Demokrasi desa sendiri sejatinya telah diafirmasi sejak awal reformasi bergulir, tepatnya melalui UU No. 22/1999. Didorong oleh semangat mengevaluasi pemerintahan Orde Baru yang cenderung sentralistik, UU No. 22/1999 mengusung penguatan tatakelola pemerintahan lokal melalui prinsip demokrasi, termasuk pemerintahan Desa di dalamnya. Dalam konteks itulah kemudian UU No. 22/1999 memandatkan pembentukan Badan Perwakilan Desa yang menjalankan fungsi sebagai parlemen desa. Di masa Orde Baru, dimana Desa diposisikan sebagai perpanjangan administrasi pemerintah pusat, dapat dipastikan tidak tumbuh demokrasi di level desa. Berbagai keputusan yang diambil oleh pemerintah desa tidak lain didasarkan sepenuhnya pada instruksi dari Pemerintah Pusat. Meskipun sebenarnya pada saat itu di desa terdapat lembaga serupa BPD yaitu Lembaga Musyawarah Desa (LMD) sebagaimana dimandatkan oleh UU No. 5/1979, namun sebagaimana yang terjadi pada parlemen di level nasional, LMD pun menjadi lembaga demokrasi yang semu.

Keberadaan dan fungsi Badan Perwakilan Desa tetap dipertahankan setelah UU No. 22/1999 diganti menjadi UU No. 32/2004, meskipun secara harfiah mengalami perubahan sebutan menjadi Badan Permusyawaratan Desa. Sebutan ini tetap dipertahankan di bawah pengaturan UU Desa sekarang ini. Mengingat keberadaannya yang sudah cukup lama, semestinya BPD telah menjadi lembaga yang relatif mapan dalam memperkuat proses demokrasi di desa. Terlebih setelah diperkuat secara normatif oleh UU Desa, BPD semestinya menjadi poinir dalam mendorong kemandirian desa sebagaimana yang dikehendaki oleh UU Desa.

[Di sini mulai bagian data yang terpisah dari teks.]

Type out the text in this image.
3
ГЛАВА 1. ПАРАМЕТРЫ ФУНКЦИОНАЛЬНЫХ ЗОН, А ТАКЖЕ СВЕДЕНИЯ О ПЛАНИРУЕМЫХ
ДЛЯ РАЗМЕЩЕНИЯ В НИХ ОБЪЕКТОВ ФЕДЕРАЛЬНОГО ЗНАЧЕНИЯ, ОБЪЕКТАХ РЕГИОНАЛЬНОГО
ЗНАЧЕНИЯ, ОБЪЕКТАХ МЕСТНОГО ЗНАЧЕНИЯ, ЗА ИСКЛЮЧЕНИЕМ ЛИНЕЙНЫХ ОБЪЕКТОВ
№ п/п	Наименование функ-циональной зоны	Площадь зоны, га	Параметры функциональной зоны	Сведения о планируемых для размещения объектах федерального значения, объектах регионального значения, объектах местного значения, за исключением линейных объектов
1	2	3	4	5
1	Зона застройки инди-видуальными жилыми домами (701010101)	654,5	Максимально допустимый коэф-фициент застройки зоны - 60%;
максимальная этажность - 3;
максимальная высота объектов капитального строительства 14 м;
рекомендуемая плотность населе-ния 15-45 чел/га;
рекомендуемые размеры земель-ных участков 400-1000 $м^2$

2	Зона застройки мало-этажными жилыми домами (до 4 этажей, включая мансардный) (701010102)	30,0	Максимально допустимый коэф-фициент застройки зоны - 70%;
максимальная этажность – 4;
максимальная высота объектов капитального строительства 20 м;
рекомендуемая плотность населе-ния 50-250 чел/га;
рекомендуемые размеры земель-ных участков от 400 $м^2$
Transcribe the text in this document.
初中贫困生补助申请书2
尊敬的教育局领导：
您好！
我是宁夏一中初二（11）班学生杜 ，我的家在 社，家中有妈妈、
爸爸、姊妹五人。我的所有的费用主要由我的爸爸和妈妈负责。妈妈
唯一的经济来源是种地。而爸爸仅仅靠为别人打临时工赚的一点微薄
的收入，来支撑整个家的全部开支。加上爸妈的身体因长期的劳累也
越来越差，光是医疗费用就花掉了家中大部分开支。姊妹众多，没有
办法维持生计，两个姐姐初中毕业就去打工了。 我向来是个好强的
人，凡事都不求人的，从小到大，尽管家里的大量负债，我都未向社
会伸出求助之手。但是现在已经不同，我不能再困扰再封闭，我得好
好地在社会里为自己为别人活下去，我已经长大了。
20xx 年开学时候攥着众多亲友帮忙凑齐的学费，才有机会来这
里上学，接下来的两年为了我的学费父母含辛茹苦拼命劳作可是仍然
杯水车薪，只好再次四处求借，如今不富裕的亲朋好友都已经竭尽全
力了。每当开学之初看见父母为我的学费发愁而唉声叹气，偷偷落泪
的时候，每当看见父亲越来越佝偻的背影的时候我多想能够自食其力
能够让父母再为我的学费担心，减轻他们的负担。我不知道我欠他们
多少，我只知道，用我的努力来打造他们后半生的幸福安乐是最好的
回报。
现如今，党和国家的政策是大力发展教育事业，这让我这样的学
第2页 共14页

Kurang Optimal BPD Menjalankan Fungsinya

Namun di sisi lain, meskipun memiliki posisi yang sangat strategis, BPD masih belum optimal dalam menjalankan fungsinya. Gejala ini tampak pada hasil penelitian PATTIRO terhadap dua desa masing-masing di kabupaten Kebumen, Bantul dan Siak. Sebagaimana diketahui, sebagai institusi demokrasi desa, menurut UU Desa BPD memiliki tiga fungsi, yaitu 1) membahas dan menyepakati Rancangan Peraturan Desa bersama Kepala Desa; 2) menampung dan menyalurkan aspirasi masyarakat Desa; dan 3) melakukan pengawasan kinerja Kepala Desa. Penelitian PATTIRO menunjukkan bahwa secara umum BPD masih belum optimal dalam menjalankan ketiga fungsi tersebut.

Dalam fungsinya sebagai pihak yang membahas dan menyepakati rancangan Peraturan Desa (Perdes), BPD tidak lebih proaktif dari Kepala Desa. Meskipun rancangan dapat saja diajukan oleh BPD namun pada kenyataannya lebih sering rancangan Perdes diusulkan oleh Kepala Desa. Pada kasus yang lain, rancangan Perdes yang telah dirumuskan dan diajukan oleh Kepala Desa gagal disahkan karena BPD tidak kunjung membahasnya. Kondisi ini menyebabkan Desa kurang produktif dalam mengesahkan Perdes di luar Perdes-Perdes yang pokok, yaitu Perdes tentang Rencana Pembangunan Jangka Menengah Desa (RPJMDes), Aanggaran Pendapatan dan Belanja Desa (APBDes) dan Rencana Kerja Pemerintah Desa (RKPDes).

Dalam hal menampung aspirasi warga, BPD masih kurang mendapat kepercayaan dari masyarakat. Ini dapat dilihat dari kecenderungan warga desa yang lebih memilih menyampaikan aspirasinya kepada orang yang dianggap dekat secara kekuasaan dengan kepala desa, dengan harapan bahwa orang tersebut akan menyampaikannya langsung kepada kepala desa. Ada juga warga yang mengadukan aspirasinya kepada ketua RT atau RW. Di Panggungharjo, justru aspirasi warga disampaikan kepada para penarik sampah yang mendatangi rumah penduduk tiap pagi. Para penarik sampah yang bekerja untuk Badan Usaha Milik Desa (BUM Desa) pengolahan sampah tersebut memang sengaja ditugaskan oleh Pemerintah Desa untuk menjalankan peran sebagai wakil desa untuk menampung aspirasi dan masalah warga. Menurut kepala desa Panggungharjo, melalui mekanisme semacam ini pemerintah desa pernah mengatasi masalah warga yang terjerat rentenir.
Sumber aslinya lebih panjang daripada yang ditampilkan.